A proposal to raise Oregon's cigarette tax by 10 cents per pack has stalled in the state legislature, along with a number of other tobacco-related measures, the Associated Press reported.

Tobacco and restaurant industry lobbyists helped derail the measures, which also included bills to ban smoking in bars and taverns and only allow "fire-safe" cigarettes to be sold in the state.

With the current legislative session drawing to a close, the Tobacco-Free Coalition of Oregon said lawmakers are unlikely to deal with the tobacco bills this year. "I would be surprised if there wasn't an effort to put a cigarette tax on the 2006 ballot if the legislature does nothing," said John Valley of the state chapter of the American Heart Association.
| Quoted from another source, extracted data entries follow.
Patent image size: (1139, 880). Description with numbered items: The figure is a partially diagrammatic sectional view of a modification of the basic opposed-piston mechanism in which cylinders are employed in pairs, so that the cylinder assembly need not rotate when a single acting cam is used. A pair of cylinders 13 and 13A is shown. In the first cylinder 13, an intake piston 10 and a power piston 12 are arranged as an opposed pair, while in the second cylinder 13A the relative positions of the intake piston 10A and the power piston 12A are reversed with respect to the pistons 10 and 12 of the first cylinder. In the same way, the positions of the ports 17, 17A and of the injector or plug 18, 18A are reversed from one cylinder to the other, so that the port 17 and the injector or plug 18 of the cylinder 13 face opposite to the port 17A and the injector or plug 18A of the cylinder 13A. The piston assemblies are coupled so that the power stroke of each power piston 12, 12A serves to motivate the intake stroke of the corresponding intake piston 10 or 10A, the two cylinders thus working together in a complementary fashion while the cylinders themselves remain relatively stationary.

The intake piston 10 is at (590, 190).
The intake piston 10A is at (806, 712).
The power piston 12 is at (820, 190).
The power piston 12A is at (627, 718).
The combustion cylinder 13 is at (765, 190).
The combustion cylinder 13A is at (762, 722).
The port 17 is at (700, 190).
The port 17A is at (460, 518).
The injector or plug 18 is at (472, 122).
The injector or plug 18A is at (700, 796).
The tobacco industry donated about $130,000 to state lawmakers last year, including about $15,000 to House Speaker Karen Minnis, a key opponent of legislation seeking to reinstate an earlier cigarette tax hike that was undone by voters' rejection of the legislature's 2004 tax plan. Minnis and other House Republicans also have opposed the fire-safe bill, saying that the federal government, not the state, should set such regulations -- a standard argument of the tobacco industry.

Senate Majority Leader Kate Brown, a Democrat, got $10,500 from the tobacco industry and was a key player in the decision to prevent a Senate vote on extending the state's workplace smoking ban to bars and taverns.

"My feeling is that there is some connection between campaign contributions and how lawmakers look at issues," said Valley.